In his contribution, the Deputy Speaker Austin Opara, said "what happened last Saturday exposed the inadequacies and impotence in the nations aviation industry. "Saturday has raised more questions than answers in our aviation industry. There are reports that the aircraft was 25 or 30 years old. Any of us could have been in that plane, many wives have now become widows, many children now have become orphans and many husbands have suddenly become widowers.

We appropriate money here so that things could go fine, and yet the agencies that suppose to oversee the industry have failed. We have to do something, I disagree with Minister of aviation that a committee is being set up to stop a future occurrence. All those involved in the criminal negligence must be punished", he said. The federal government should not be afraid to carry out any incisive surgical operations needed to clean the system. Nigerians cannot continue to be laughing stock to the world on issues which could tackled with just diligence and dedication to duty rather than indolence and crave for financial benefits as is the case in the Nigerian civil service today.

Just as the former head of state, General Mohammadu Buhari said, ""the death of of such a large number of people, many of in their productive years is worrisome, it is a great national tragedy.

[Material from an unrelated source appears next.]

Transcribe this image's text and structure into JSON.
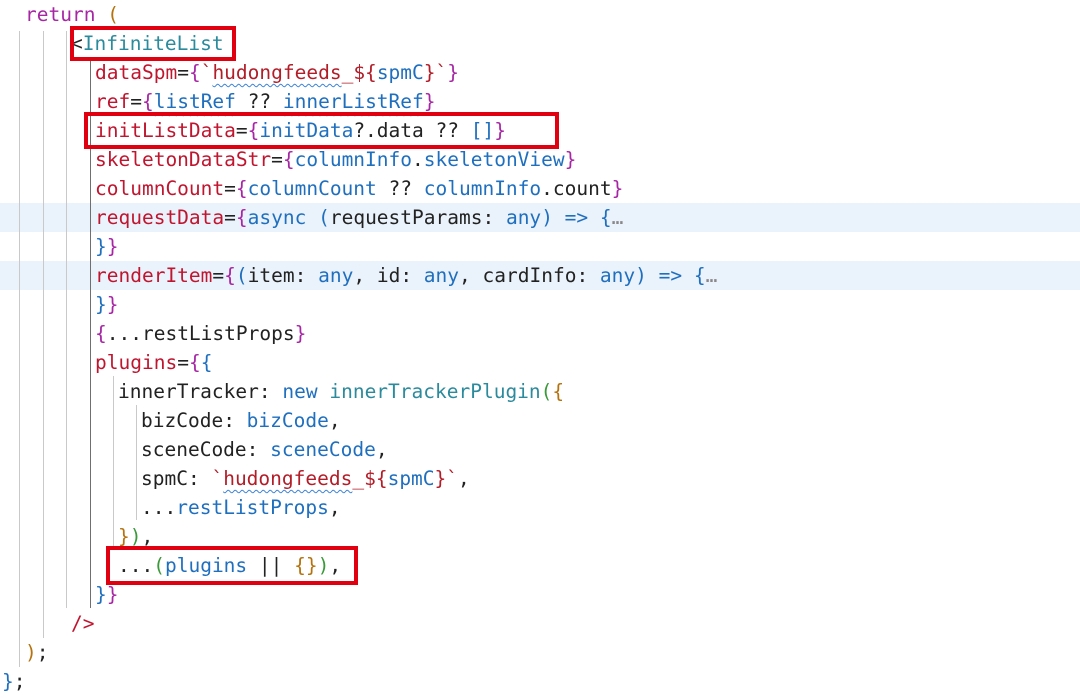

"The tragedy has once again caught us unprepared, it has exposed our inadequacies as a nation. It is, to say the least, a national embarrassment. This has clearly shown that several years after the military plane crash and that of the ADC airline both in the surburb of Lagos in 1992 and 1996 respectively and the latest in 2002, involving EAS airlines in Kano; it would appear little or no efforts have been made to strengthen our national emergency system."